The approved resolution is the result of a 3-day congress attended by coca production leaders, commercializing companies, and coca leaf consumers. The meeting was held in the southern city of Sucre, which is also the seat of the country’s Constituent Assembly. It shares capital city status with La Paz, the legislative and administrative capital. Sucre is the constitutional capital and also the home of Bolivia’s Supreme Court.
“They don’t let us industrialize the coca leaf and for that reason we think that they (international companies), Coca Cola for example, shouldn’t use the name for its products”, Terán justified. She recalled that during the 1990’s Coca Cola bought from Bolivia four tons of coca annually to produce its “star product”, but the country of Bolivia has “not gained anything, not even additional interest”.
The resolution also requests that the coca plant is removed from the list of the UN’s Single Convention on Narcotic Drugs.

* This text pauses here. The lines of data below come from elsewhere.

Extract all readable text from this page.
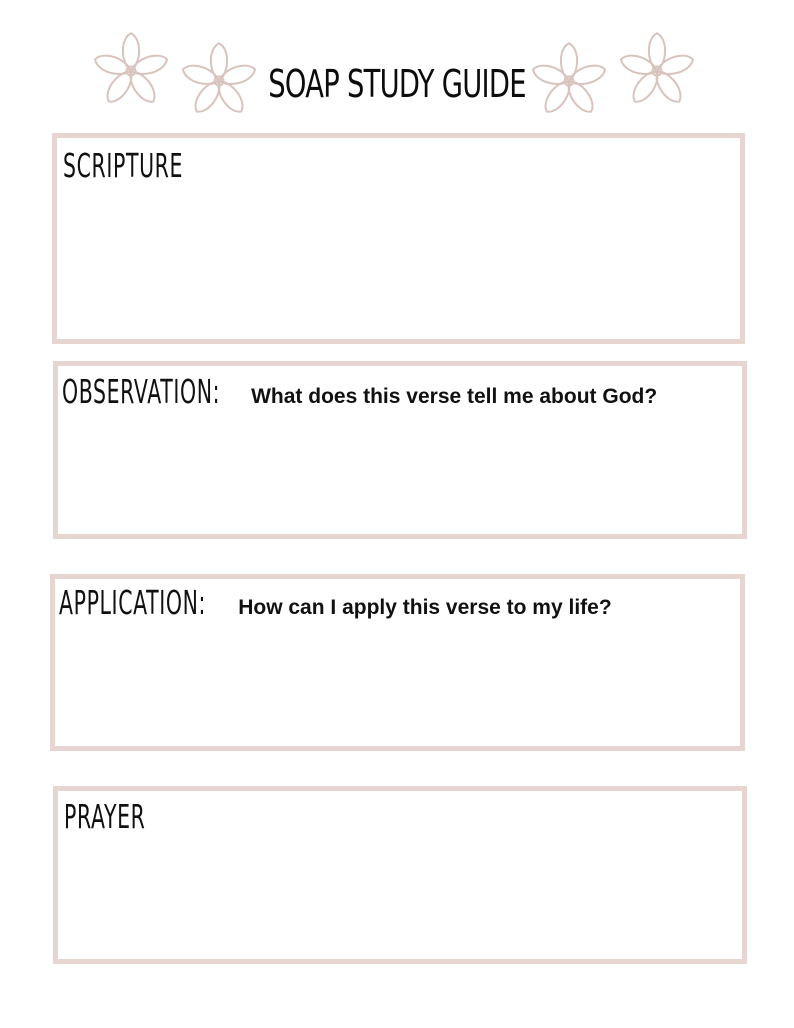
SOAP STUDY GUIDE
SCRIPTURE
OBSERVATION: What does this verse tell me about God?
APPLICATION: How can I apply this verse to my life?
PRAYER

In addition, it urges the public to realize the plant’s medical value just like the World Health Organization (WHO) concluded in 1995.
During the last weeks, the international community has expressed its concerns over Evo Morales’s policies and initiatives to legalize the coca plant which extract is the raw material for cocaine.
According to a recent report of the U.S. State Department, in 2006 the eradication of illegal coca plantations in Bolivia reached its lowest level in the last decade and since Morales became president in January 2006, the number of cocaine labs more than doubled.